You can take content delivery networks one step further by caching assets in the user’s local browser cache. This avoids any kind of data transfer over the network, aside from a 304 Not Modified response.

Even though HTTP/2 requests are multiplexed, it takes time to transmit data over the wire. Accordingly, it’s still beneficial to reduce the amount of data you need to transfer. On the request end, this means minimizing the size of cookies, URL and query strings, and referrer URLs as much as possible.

Of course, this holds true in the opposite direction. As a web developer, you want to make your server’s response as small as possible by minifying HTML, CSS, and JavaScript Files, optimizing images for the web, and compressing resources with gzip.

HTTP 301 and 302 redirects are sometimes a fact of life when migrating to a new platform or re-designing your website, but they should be eliminated wherever possible. Redirects result in an extra round trip from the browser to the server, and this adds unnecessary latency. You should be particularly wary of redirect chains where it takes more than a single redirect to get to the destination URL.

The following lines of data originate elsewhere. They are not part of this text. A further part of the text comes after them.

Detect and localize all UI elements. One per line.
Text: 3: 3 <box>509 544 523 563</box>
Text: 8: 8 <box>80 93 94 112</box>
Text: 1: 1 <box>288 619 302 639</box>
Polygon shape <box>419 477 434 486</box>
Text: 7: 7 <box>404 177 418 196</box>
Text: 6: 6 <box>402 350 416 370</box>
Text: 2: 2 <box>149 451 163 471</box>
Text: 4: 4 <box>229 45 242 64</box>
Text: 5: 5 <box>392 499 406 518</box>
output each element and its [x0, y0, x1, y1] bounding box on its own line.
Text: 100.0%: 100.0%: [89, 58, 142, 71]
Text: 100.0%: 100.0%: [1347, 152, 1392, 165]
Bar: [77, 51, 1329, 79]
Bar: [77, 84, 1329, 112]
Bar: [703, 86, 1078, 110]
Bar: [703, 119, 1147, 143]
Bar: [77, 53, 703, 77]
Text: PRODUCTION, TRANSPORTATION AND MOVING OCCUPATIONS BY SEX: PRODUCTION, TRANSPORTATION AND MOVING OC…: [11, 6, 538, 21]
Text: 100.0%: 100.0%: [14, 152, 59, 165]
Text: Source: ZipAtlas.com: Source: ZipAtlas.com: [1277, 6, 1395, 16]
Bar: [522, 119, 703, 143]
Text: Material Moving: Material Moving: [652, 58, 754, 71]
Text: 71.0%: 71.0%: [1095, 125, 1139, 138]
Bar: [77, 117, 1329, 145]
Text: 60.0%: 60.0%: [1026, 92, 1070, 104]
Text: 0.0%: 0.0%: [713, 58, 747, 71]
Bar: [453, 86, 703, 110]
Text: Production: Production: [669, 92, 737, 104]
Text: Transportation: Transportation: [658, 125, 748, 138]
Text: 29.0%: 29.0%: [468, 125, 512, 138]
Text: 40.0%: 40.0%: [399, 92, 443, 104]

Server-side redirects like 301 and 302 responses aren’t ideal, but they aren’t the worst thing in the world, either. They can still be cached locally, so a browser can recognize the URL as a redirect and avoid an unnecessary round trip. Meta refreshes (e.g., <meta http-equiv="refresh"...), on the other hand, are much more costly because they can’t be cached, and they can have performance issues in certain browsers.

And that’s HTTP/2 web optimization in a nutshell. Avoiding file concatenation, asset inlining, and domain sharding not only speeds up your website, but also makes for a much simpler build and deploy process.

There are, however, a few caveats to this discussion. Most servers, content delivery networks (including CloudFlare), and existing applications don’t support server push. Servers and CDNs will catch up soon enough, but for your application to benefit from server push, you’re going to have to make some changes to your codebase.

Also keep in mind is that HTTP/2 performance gains depend on the type of content you serve. For example, websites that rely on more external assets will see larger performance gains from HTTP/2 multiplexing than ones that have fewer HTTP requests.